The fact of the matter is that the odds ARE absolutely stacked against us. But I refuse to see my marriage as having such a bleak probability of success. We’re #TeamTilDeathDoUsPart over here.
But I have to be realistic. There is truth to those numbers. Of the nine years that my husband and I have been married, three out of six of our closest married friends have endured a divorce. Ambiguous stats are one thing, but a real life census is sobering.

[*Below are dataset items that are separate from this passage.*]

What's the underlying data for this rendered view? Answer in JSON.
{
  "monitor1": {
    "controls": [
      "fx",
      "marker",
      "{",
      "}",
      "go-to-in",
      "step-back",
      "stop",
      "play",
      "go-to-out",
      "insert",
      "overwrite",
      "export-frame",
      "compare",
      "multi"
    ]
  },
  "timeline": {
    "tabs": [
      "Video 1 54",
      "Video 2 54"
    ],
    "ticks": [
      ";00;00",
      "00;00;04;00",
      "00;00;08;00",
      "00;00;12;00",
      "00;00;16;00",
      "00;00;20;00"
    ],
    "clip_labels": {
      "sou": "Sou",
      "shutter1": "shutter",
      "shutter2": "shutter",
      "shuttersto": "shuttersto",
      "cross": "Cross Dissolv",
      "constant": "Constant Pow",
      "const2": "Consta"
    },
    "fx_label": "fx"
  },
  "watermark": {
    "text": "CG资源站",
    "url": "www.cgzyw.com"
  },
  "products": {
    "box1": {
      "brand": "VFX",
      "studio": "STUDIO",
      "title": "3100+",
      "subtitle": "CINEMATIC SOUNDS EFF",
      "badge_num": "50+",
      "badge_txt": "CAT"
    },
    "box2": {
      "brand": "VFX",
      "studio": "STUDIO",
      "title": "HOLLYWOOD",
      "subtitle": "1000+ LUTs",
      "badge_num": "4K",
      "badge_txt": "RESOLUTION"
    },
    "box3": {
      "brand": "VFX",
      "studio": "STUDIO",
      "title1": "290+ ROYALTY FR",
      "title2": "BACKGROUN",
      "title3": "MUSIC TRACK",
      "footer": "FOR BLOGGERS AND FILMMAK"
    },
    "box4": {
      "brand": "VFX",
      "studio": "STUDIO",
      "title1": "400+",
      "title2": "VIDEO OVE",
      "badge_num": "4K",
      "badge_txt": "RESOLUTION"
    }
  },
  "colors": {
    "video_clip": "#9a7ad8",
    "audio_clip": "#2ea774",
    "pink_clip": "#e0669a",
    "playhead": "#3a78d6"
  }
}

Does that mean the rest of us are living in matrimonial paradise? *sucks teeth* Yeah, right! Yet for some reason nobody ever talks about how much work this love thing takes. Instead we all walk around leading these seemingly perfect lives where the husband is the perfect listener, and the wife can read her man’s mind, finances are never a problem and the sex is always banging. Problem is when you do hit a rough patch, the issues seem 10x worse because you feel isolated. You feel like nobody else on Earth would understand what you’re going through. Meanwhile, silently, everyone else has been there, done that.
So why don’t we talk about it? Sure, us wives may touch on some of the nuances of married life with our girlfriends over crudité and cocktails. And perhaps our husbands gripe about something that annoyed them to their buddy after a game of half court bball at the gym. But in general we’re all pretending.
And since nobody is talking about the hard parts of marriage then we for sure aren’t sharing any tips or advice on how to maneuver through the sticky times…and thats the real sucky part. I mean, imagine if we all talked about ways to divorce-proof our marriage with the same enthusiasm that we talk about NeNe Leak’s latest wig selection or Bruce Jenner’s transition.
There’s comfort in knowing that you aren’t the only couple that endures ebbs and flows in your marriage. Hopefully we can all learn to be more transparent in the name of happily ever after.